Desde una curva, vieron lo que debía de ser Trail Stop, un pueblo que se levantaba en una lengua de tierra con el río a la derecha. Parecía que el número de casas coincidía con el número de buzones en la carretera.

Cuando llegaron al valle, cruzaron un estrecho puente de madera que crujió bajo el peso del Tahoe. Goss se asomó por la ventana y observó el enorme caudal del riachuelo que venía de las montañas y desembocaba en el río; el agua era blanca de la fuerza con la que chocaba contra las rocas del lecho del río y sintió un escalofrío en la espalda. El riachuelo no era tan grande como el río que habían visto, pero había algo que le daba mala espina.

– No mires, pero creo que estamos en el escenario de la película Deliverance -susurró.

– Te has equivocado de estado -le respondió Toxtel como si nada, absolutamente relajado entre tanta vida salvaje.

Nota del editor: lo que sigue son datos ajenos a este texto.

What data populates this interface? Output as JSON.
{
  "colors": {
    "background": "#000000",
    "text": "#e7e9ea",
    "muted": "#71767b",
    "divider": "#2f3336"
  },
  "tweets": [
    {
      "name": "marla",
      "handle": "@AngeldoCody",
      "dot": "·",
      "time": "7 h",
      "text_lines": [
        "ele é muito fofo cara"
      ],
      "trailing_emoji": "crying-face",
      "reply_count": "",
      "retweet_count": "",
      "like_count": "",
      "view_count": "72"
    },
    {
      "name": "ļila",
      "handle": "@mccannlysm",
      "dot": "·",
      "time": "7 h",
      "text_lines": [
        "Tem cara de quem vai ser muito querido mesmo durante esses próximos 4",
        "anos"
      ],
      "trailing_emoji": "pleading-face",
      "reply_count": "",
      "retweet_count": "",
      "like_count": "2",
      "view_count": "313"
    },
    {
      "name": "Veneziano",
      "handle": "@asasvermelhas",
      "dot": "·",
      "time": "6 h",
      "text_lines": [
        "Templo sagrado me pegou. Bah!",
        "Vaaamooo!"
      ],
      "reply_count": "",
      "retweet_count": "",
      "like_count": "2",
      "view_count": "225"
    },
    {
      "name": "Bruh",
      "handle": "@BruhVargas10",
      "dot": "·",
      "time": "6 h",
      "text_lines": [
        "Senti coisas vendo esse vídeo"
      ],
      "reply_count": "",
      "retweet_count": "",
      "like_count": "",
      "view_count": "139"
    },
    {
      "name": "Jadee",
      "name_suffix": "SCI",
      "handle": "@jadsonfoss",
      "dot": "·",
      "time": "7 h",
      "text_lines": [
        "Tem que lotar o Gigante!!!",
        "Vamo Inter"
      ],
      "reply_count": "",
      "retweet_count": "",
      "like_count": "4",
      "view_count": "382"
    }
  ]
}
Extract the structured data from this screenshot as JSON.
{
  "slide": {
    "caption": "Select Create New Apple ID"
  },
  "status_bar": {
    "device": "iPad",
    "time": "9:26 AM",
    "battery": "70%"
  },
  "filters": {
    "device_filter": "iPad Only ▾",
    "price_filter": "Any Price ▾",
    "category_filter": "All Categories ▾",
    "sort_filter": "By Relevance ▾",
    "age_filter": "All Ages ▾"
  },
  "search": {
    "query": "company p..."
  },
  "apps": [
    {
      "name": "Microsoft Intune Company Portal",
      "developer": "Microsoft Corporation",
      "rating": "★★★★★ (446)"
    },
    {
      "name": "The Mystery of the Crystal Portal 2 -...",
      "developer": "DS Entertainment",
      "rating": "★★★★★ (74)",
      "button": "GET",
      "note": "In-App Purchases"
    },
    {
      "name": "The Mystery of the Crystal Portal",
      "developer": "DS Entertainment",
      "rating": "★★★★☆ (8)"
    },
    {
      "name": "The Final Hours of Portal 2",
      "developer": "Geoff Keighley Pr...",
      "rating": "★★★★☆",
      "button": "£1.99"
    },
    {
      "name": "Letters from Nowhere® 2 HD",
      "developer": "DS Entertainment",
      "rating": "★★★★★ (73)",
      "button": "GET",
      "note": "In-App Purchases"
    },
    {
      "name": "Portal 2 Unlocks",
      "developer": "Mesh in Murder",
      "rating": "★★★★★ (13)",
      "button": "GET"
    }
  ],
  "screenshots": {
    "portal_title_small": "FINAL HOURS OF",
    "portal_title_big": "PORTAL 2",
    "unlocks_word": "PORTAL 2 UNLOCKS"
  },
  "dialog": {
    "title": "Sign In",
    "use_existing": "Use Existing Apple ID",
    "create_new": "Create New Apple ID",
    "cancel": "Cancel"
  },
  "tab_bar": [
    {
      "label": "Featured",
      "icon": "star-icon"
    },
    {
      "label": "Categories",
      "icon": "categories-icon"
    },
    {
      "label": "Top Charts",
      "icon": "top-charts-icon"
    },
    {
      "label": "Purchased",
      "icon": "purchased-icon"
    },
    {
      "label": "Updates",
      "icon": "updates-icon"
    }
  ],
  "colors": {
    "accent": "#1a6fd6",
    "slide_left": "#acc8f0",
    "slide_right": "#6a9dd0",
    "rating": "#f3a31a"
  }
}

La carretera ascendía ligeramente en una curva hacia una pequeña colina y, cuando llegaron a la cima, Goss cerró los ojos por si acaso venía otro coche en dirección contraria y chocaban y después vieron el pueblo: varios edificios que se levantaban a ambos lados de la carretera. Había varias casas, casi todas pequeñas y viejas, un colmado, una ferretería, unas cuantas casas más y, al final de la carretera a la izquierda, había una casa de estilo Victoriano con unos enormes porches, muy elegante, y con un cartel donde ponía que era una pensión. En el aparcamiento lateral había dos coches y, en el de la parte posterior, otro. La puerta lateral estaba abierta y, a la derecha del garaje, había otra puerta. Quizá sería un buen lugar para empezar a buscar las cosas de Layton, pensó Goss.